The American Museum of Natural History Will Remove All Human Remains From Display, Vowing Policy Change

The museum holds about 12,000 human remains in its collection.

The new Richard Gilder Center for Science, Education, and Innovation at the American Museum of Natural History. Photo by Iwan Baan, courtesy of the American Museum of Natural History, New York.

The American Museum of Natural History in New York City will remove human remains from its displays and has vowed to make policy changes after recent reports raised concerns about legality and ethics of their acquisition.

Erin Thompson, a professor of art crime at John Jay College of the City University of New York, had investigated the museum’s collection of the remains for a report published by Hyperallergic on October 15.

The removal was announced in a news release before Thompson’s report was published. The bones will be taken out of the museum’s displays over the course of the next eight weeks and the policies will be updated to recognize the importance of returning human remains.

Sean Decatur, the museum’s recently appointed president, said the museum holds the remains of about 12,000 individuals in its collection and there are currently 12 cases displaying them. He called the removal the “right course of action.”

“The museum no longer collects human remains. Non-invasive research on the collection is permitted only after community consultation and consent, and the moratorium on destructive analysis is continuing,” the news release reads. “We commit to the removal of human remains from public display, while continuing to display casts where appropriate to further the museum’s education mission.”

Decatur said discussions about the museum’s collection began before he was appointed in April and he has called the changes just “initial steps” in addressing the problematic remains. The human remains in the collection range from instruments and beads made from human bone to skeletons and mummies.

Thompson said she spent months investigating the museum after receiving an anonymous tip from a staff member and that she was surprised by the lack of publicly available information about the remains.

“They won’t tell you any information about just who these individuals are,” Thompson told NPR. “Where did they come from? How did they get these remains?”
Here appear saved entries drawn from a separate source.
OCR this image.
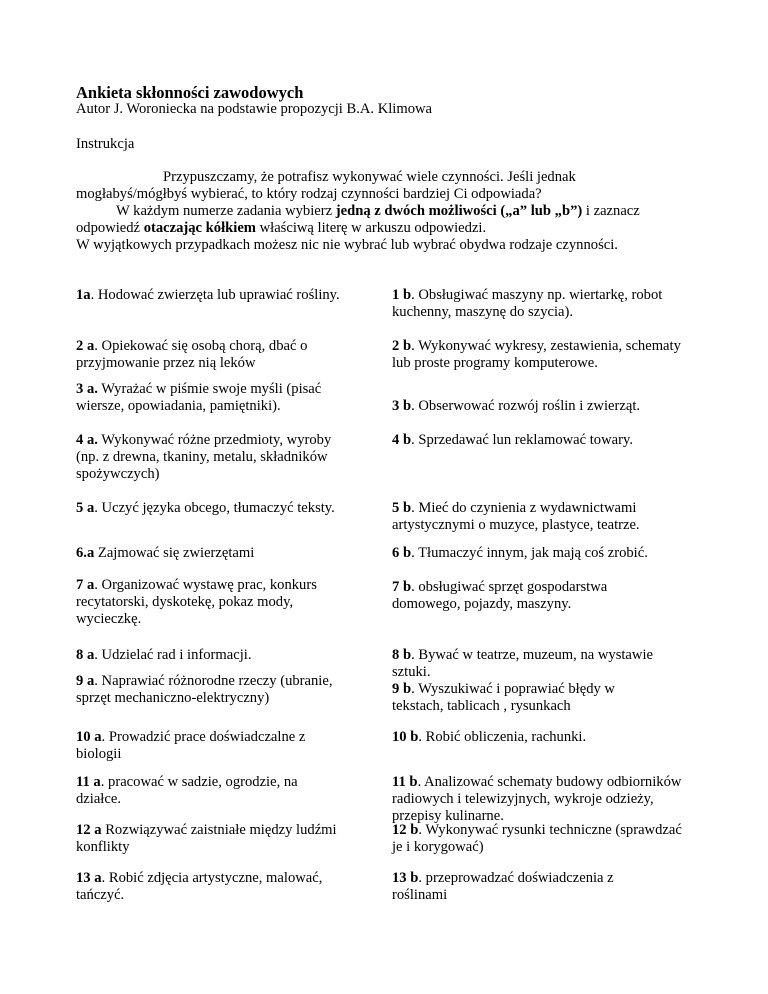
Ankieta skłonności zawodowych
Autor J. Woroniecka na podstawie propozycji B.A. Klimowa
Instrukcja
Przypuszczamy, że potrafisz wykonywać wiele czynności. Jeśli jednak
mogłabyś/mógłbyś wybierać, to który rodzaj czynności bardziej Ci odpowiada?
W każdym numerze zadania wybierz jedną z dwóch możliwości („a” lub „b”) i zaznacz
odpowiedź otaczając kółkiem właściwą literę w arkuszu odpowiedzi.
W wyjątkowych przypadkach możesz nic nie wybrać lub wybrać obydwa rodzaje czynności.
1a. Hodować zwierzęta lub uprawiać rośliny.
2 a. Opiekować się osobą chorą, dbać o przyjmowanie przez nią leków
3 a. Wyrażać w piśmie swoje myśli (pisać wiersze, opowiadania, pamiętniki).
4 a. Wykonywać różne przedmioty, wyroby (np. z drewna, tkaniny, metalu, składników spożywczych)
5 a. Uczyć języka obcego, tłumaczyć teksty.
6.a Zajmować się zwierzętami
7 a. Organizować wystawę prac, konkurs recytatorski, dyskotekę, pokaz mody, wycieczkę.
8 a. Udzielać rad i informacji.
9 a. Naprawiać różnorodne rzeczy (ubranie, sprzęt mechaniczno-elektryczny)
10 a. Prowadzić prace doświadczalne z biologii
11 a. pracować w sadzie, ogrodzie, na działce.
12 a Rozwiązywać zaistniałe między ludźmi konflikty
13 a. Robić zdjęcia artystyczne, malować, tańczyć.
1 b. Obsługiwać maszyny np. wiertarkę, robot kuchenny, maszynę do szycia).
2 b. Wykonywać wykresy, zestawienia, schematy lub proste programy komputerowe.
3 b. Obserwować rozwój roślin i zwierząt.
4 b. Sprzedawać lun reklamować towary.
5 b. Mieć do czynienia z wydawnictwami artystycznymi o muzyce, plastyce, teatrze.
6 b. Tłumaczyć innym, jak mają coś zrobić.
7 b. obsługiwać sprzęt gospodarstwa domowego, pojazdy, maszyny.
8 b. Bywać w teatrze, muzeum, na wystawie sztuki.
9 b. Wyszukiwać i poprawiać błędy w tekstach, tablicach , rysunkach
10 b. Robić obliczenia, rachunki.
11 b. Analizować schematy budowy odbiorników radiowych i telewizyjnych, wykroje odzieży, przepisy kulinarne.
12 b. Wykonywać rysunki techniczne (sprawdzać je i korygować)
13 b. przeprowadzać doświadczenia z roślinami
About 26 percent of the remains belong to Native Americans from within the United States with about 1,200 of them housed there by the federal government, Decatur said. Another 2,200 skeletons are managed by the museum’s cultural resources office in accordance with the 1990 Native American Graves Protection and Repatriation Act, which requires the return of such remains to Native American communities.

To date, the museum has returned about 1,000 such remains and another 200 internationally.

Thompson added that museums like the AMNH had collected and used human remains for scientific research rooted in eugenics and racism: “They were looking for physical proof of the superiority of white people and they didn’t find it, but that meant they just kept looking.”

Decatur agreed with Thompson, stating that the museum must acknowledge that “no individual consented to have their remains included in a museum collection” with the small exception of those who bequeathed their bodies to medical schools for continued study.

“Human remains collections were made possible by extreme imbalances of power,” he said. “Moreover, many researchers in the 19th and 20th centuries then used such collections to advance deeply flawed scientific agendas rooted in white supremacy—namely the identification of physical differences that could reinforce models of racial hierarchy.”

Decatur specifically addressed a recent report in The New York TimesThe New York Times, highlighting that some of the remains may have belonged to enslaved African Americans.

“These remains were removed from a burial ground in the Inwood neighborhood of Manhattan during a city road construction project in 1903–04 and accepted into the collection,” Decatur affirmed.

“Enslavement was a violent, dehumanizing act; removing these remains from their rightful burial place ensured that the denial of basic human dignity would continue even in death. Identifying a restorative, respectful action in consultation with local communities must be part of our commitment.”

Decatur told museum staffers that the remains will further be discussed at an all-staff meeting, which was scheduled for today. It was not immediately clear how the meeting went.

Thompson has since shared a database she created to help people discover whether the remains of their ancestors are in the museum’s collection. She said she has found information for about 10,500 of the remains.